The article discusses effective methods for the synthesis of unsymmetrical disulfides, which are important in the development of new bioactive molecules, pharmaceuticals, and materials for bioconjugation and systemic release.

The aim of the work is to develop a method for the synthesis of unsymmetrical disulfides of 4-phenyl-5-((pyrimidin-2-ylthio)methyl)-1,2,4-triazole-3-thiols under mild conditions, with high selectivity and wide tolerance to functional groups, including the disulfide fragment as a promising structural framework for the development of new active pharmaceutical ingredients.

Materials and methods. 1H NMR spectra were recorded on a Bruker AC-500 spectrometer (500 MHz) in DMSO-d6. Elemental analysis (C, H, N, S) was performed using an ELEMENTAR vario EL cube. Melting points were determined using the capillary method.

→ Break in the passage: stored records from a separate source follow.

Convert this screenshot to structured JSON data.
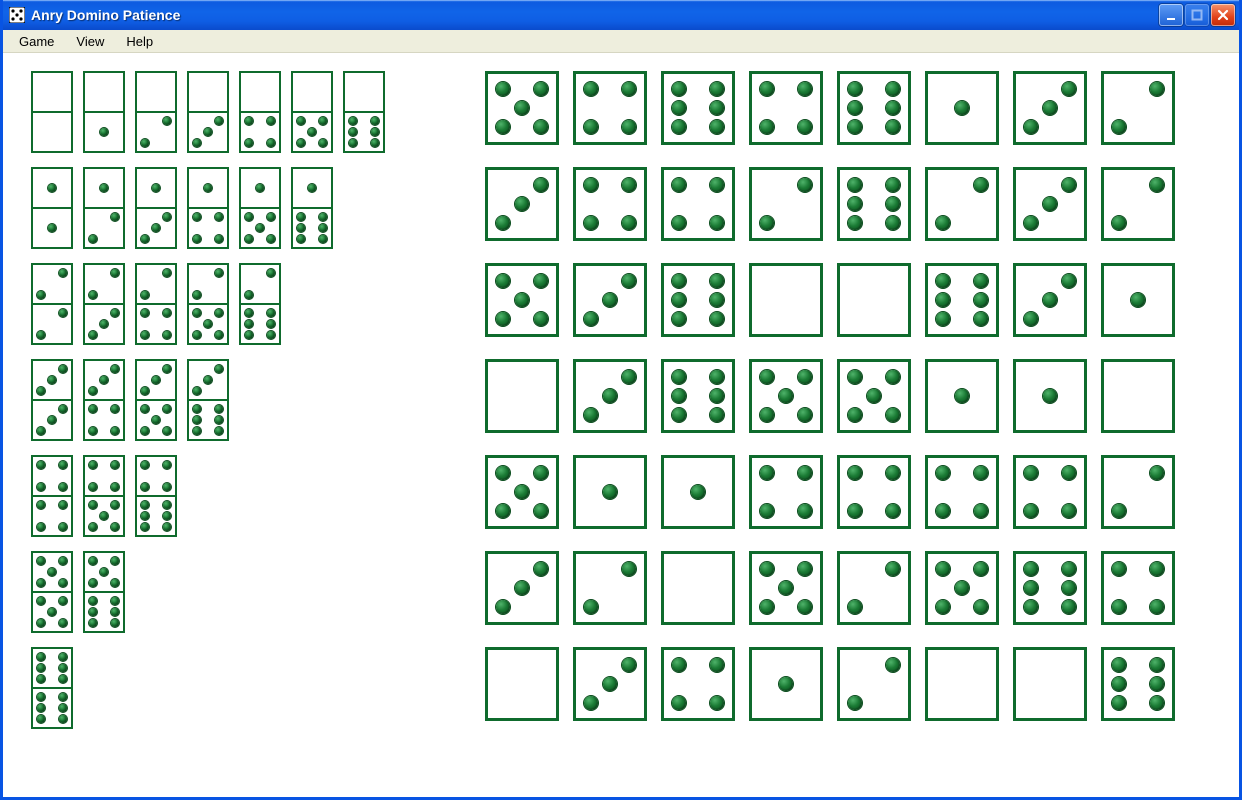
{
  "window": {
    "title": "Anry Domino Patience"
  },
  "menu": {
    "items": [
      "Game",
      "View",
      "Help"
    ]
  },
  "colors": {
    "pip": "#1a7a34",
    "tile_border": "#0f6b2d",
    "titlebar_start": "#3f89f3",
    "titlebar_end": "#0a4bcc",
    "menubar_bg": "#eeeedd"
  },
  "dominoes": {
    "rows": [
      [
        [
          0,
          0
        ],
        [
          0,
          1
        ],
        [
          0,
          2
        ],
        [
          0,
          3
        ],
        [
          0,
          4
        ],
        [
          0,
          5
        ],
        [
          0,
          6
        ]
      ],
      [
        [
          1,
          1
        ],
        [
          1,
          2
        ],
        [
          1,
          3
        ],
        [
          1,
          4
        ],
        [
          1,
          5
        ],
        [
          1,
          6
        ]
      ],
      [
        [
          2,
          2
        ],
        [
          2,
          3
        ],
        [
          2,
          4
        ],
        [
          2,
          5
        ],
        [
          2,
          6
        ]
      ],
      [
        [
          3,
          3
        ],
        [
          3,
          4
        ],
        [
          3,
          5
        ],
        [
          3,
          6
        ]
      ],
      [
        [
          4,
          4
        ],
        [
          4,
          5
        ],
        [
          4,
          6
        ]
      ],
      [
        [
          5,
          5
        ],
        [
          5,
          6
        ]
      ],
      [
        [
          6,
          6
        ]
      ]
    ]
  },
  "board": {
    "rows": [
      [
        5,
        4,
        6,
        4,
        6,
        1,
        3,
        2
      ],
      [
        3,
        4,
        4,
        2,
        6,
        2,
        3,
        2
      ],
      [
        5,
        3,
        6,
        0,
        0,
        6,
        3,
        1
      ],
      [
        0,
        3,
        6,
        5,
        5,
        1,
        1,
        0
      ],
      [
        5,
        1,
        1,
        4,
        4,
        4,
        4,
        2
      ],
      [
        3,
        2,
        0,
        5,
        2,
        5,
        6,
        4
      ],
      [
        0,
        3,
        4,
        1,
        2,
        0,
        0,
        6
      ]
    ]
  }
}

Results. A new strategy for the synthesis of unsymmetrical disulfides of 4-phenyl-5-((pyrimidin-2-ylthio)methyl)-1,2,4-triazole-3-thiols using 1-chlorobenzotriazole has been developed, providing high product yields and selective transformation. This method does not require low temperatures and demonstrates high compatibility with various functional groups, allowing easy modification of molecules and further research potential. Spectral data confirm the structure of the obtained compounds and indicate the formation of stable disulfide bonds.

Conclusions. The synthesis of new unsymmetrical disulfides of 4-phenyl-5-((pyrimidin-2-ylthio)methyl)-1,2,4-triazole-3-thiols was successfully carried out under mild conditions using 1-chlorobenzotriazole as a selective reagent, resulting in high yields and good tolerance to functional groups. Their structural similarity to natural antioxidants such as cystine and allicin makes them promising model compounds for further studies of the mechanisms of redox activity and the development of new drugs to regulate oxidative stress.